Jika telanjur muncul konflik dengan ipar, pengertian dari kedua belah pihak amat dituntut guna meredam konflik tersebut. Tentunya ini akan jauh lebih baik bila sudah diupayakan sejak awal. Bukankah kita bisa memberikan batasan yang tegas. Soal "menegur" ipar yang lebih tua, misalnya. Kalau demi kepentingan anak, kenapa harus sungkan? Contohnya saat dia merokok seenaknya di depan si kecil. Yang terpenting bagaimana cara menegurnya hingga sang ipar tak merasa tersinggung atau dipojokkan. Berikan pengertian secara baik-baik bahwa perilaku/kebiasaannya kurang baik dan mesti diubah. Kuncinya, kita harus senantiasa mampu bersikap tenang.
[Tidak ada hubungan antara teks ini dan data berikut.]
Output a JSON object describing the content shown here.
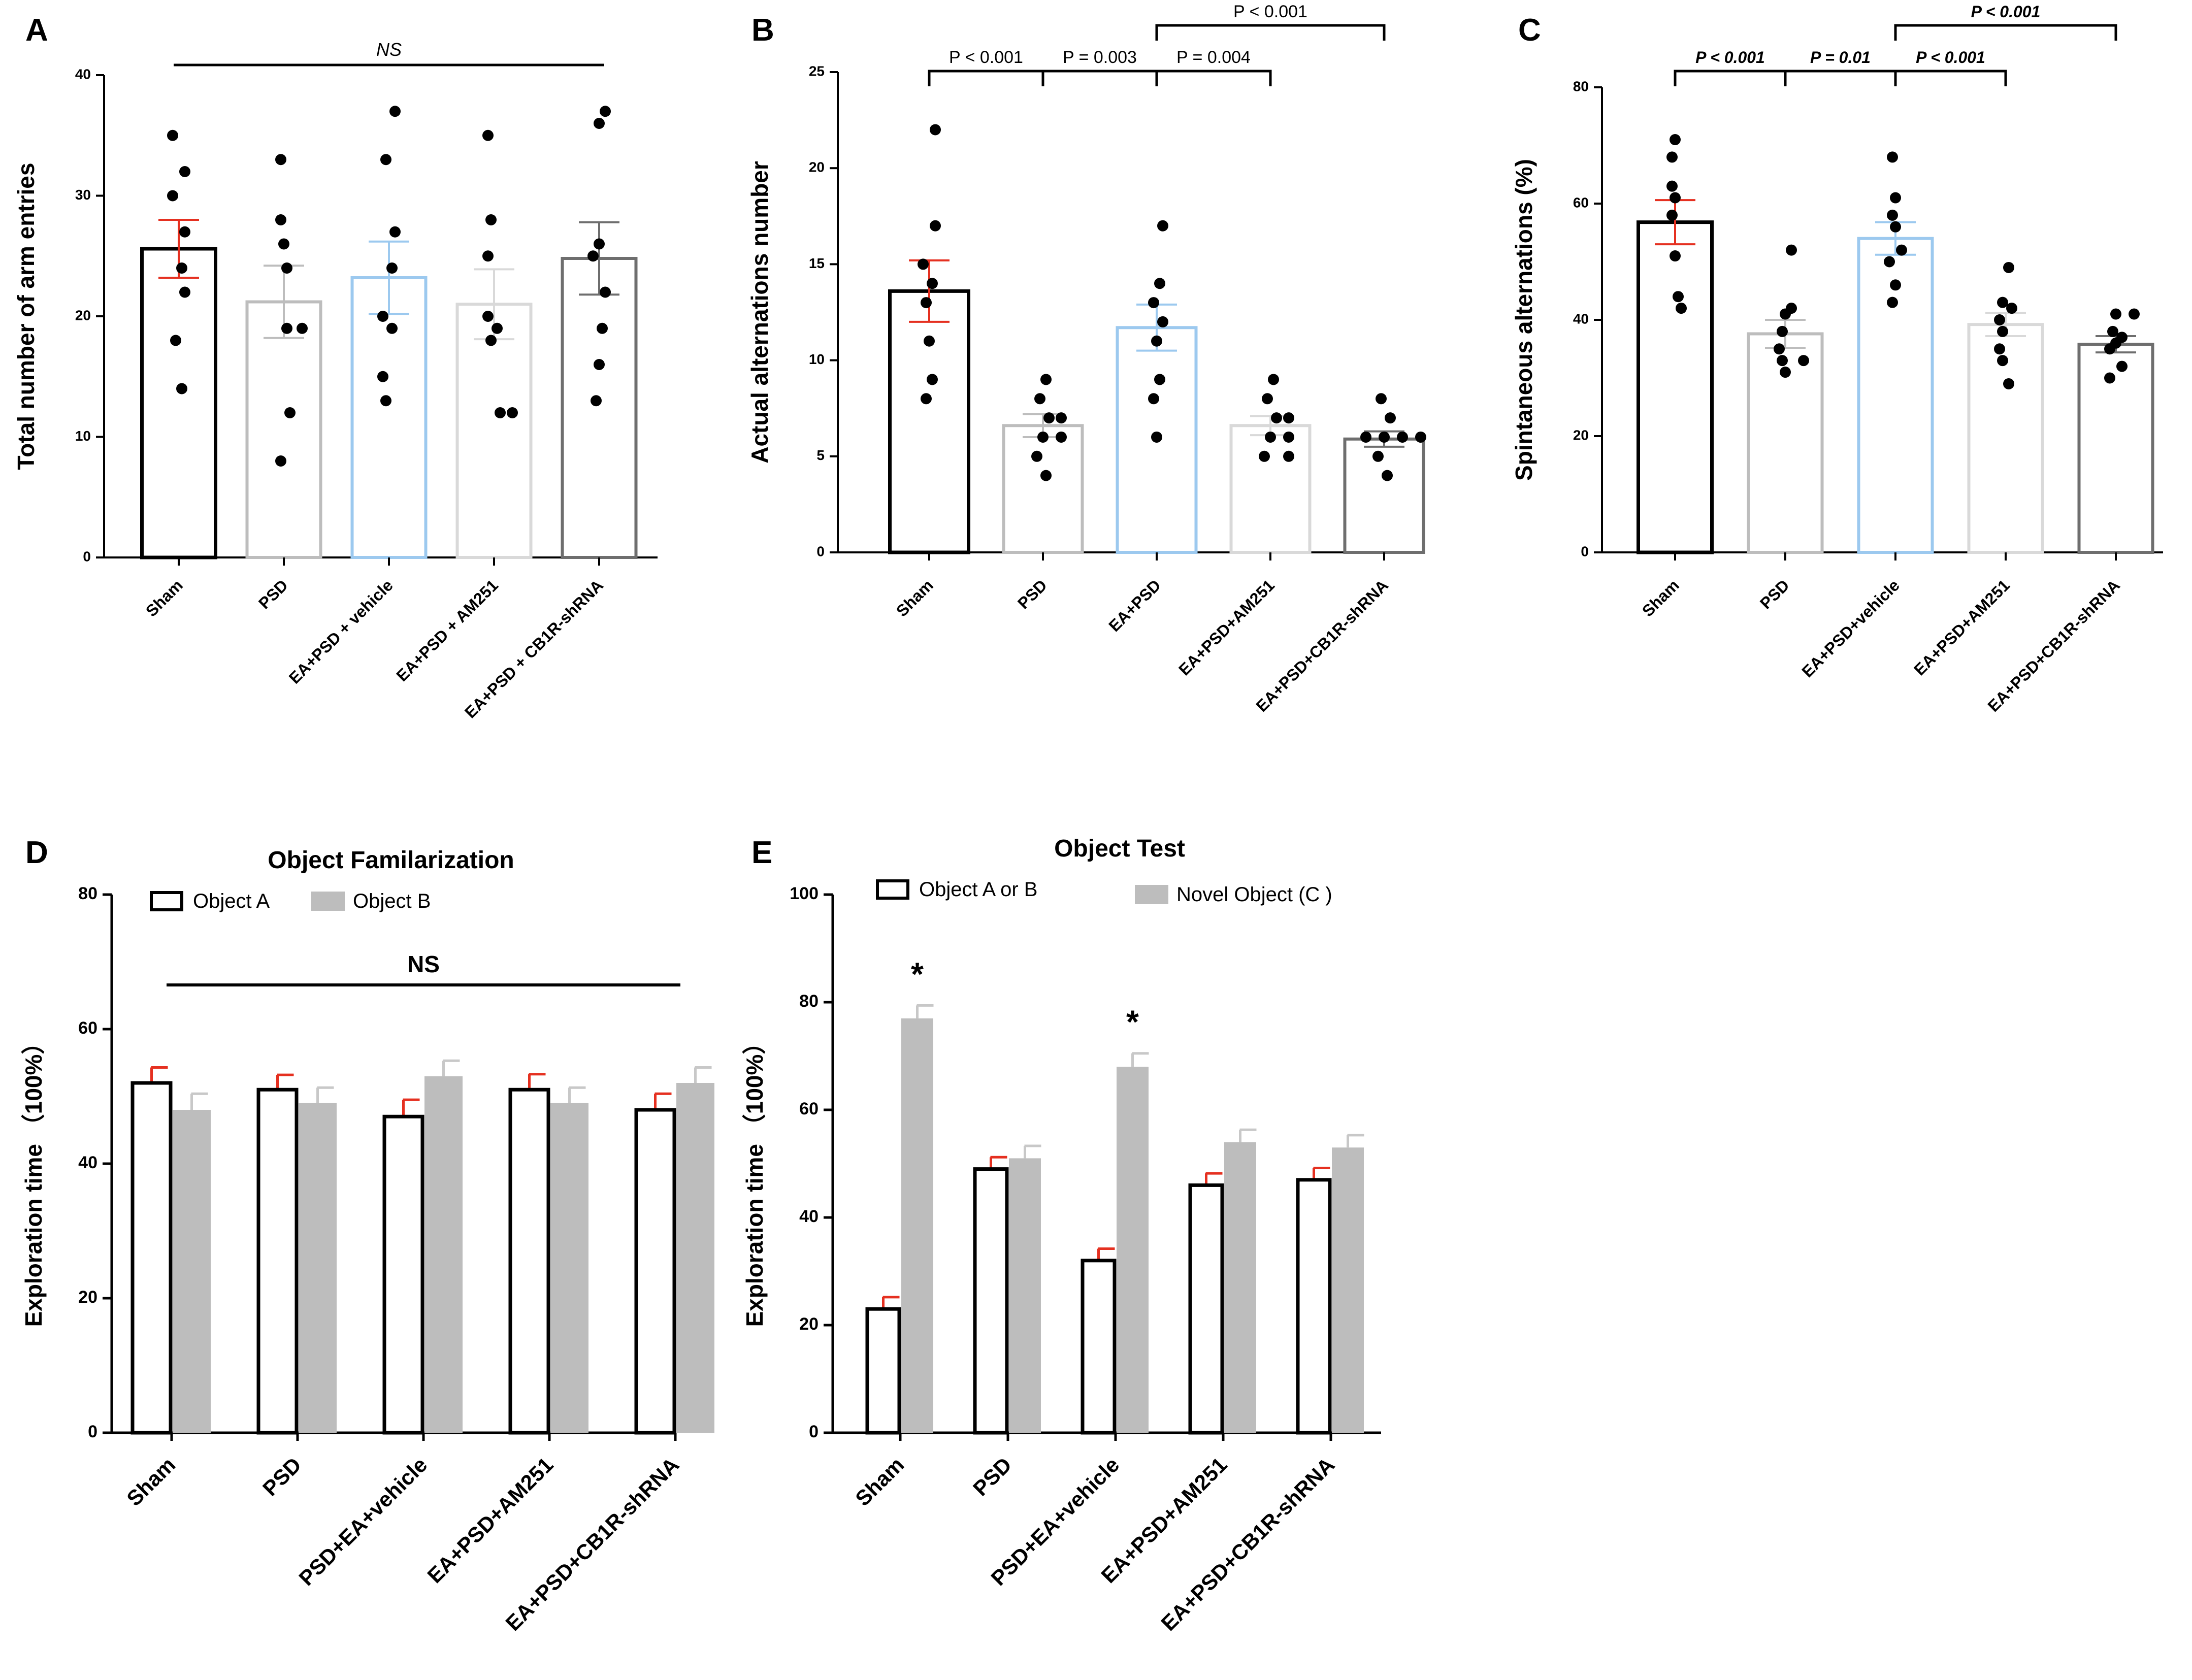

Pendek kata, jangan mudah terpancing emosi.

Sebaliknya, sebagai "penumpang" baru hendaknya ipar juga bisa menempatkan diri sebagaimana mestinya. Artinya, ia perlu mengetahui batas-batas mengenai hak dan kewajibannya. Contoh kecil, setiap kali bangun tidur sudah sepatutnya ia membereskan sendiri kamarnya. Janganlah seenaknya sendiri minta dicucikan pakaiannya meski mungkin ada pembantu. Dengan kata lain, si ipar harus belajar mandiri selama ia tinggal di rumah kakak/adiknya yang sudah berkeluarga.

Jika kebiasaannya berperilaku jorok dan bersikap seenaknya terus dilakukan, cobalah ajak bicara dari hati ke hati secara langsung. Libatkan istri/suami kita guna menyampaikan aturan-aturan yang berlaku di tempat tinggalnya yang baru. Mintalah sang ipar untuk bisa beradaptasi dengan "aturan-aturan" di rumah hingga bisa sama-sama merasa enak dan nyaman.

4. Berbagi Tugas

Satu hal yang cukup penting tapi kadang diabaikan: berbagilah pekerjaan rumah. Jangan sampai kita sebagai tuan/nyonya rumah malah dibebani pekerjaan rumah tangga sementara sang ipar hanya ongkang-ongkang kaki. Jangan sampai pula terjadi kita bersikap seenaknya terhadap ipar yang kebetulan amat tahu diri alias rajin mengerjakan semua pekerjaan rumah tangga. Serajin apa pun dia, tetaplah turun tangan untuk membantunya. Sikap saling peduli ini akan membentuk kebersamaan. Alhasil, hidup berdamai bersama ipar bukanlah fatamorgana belaka. Tak terlalu sulit untuk diupayakan bukan?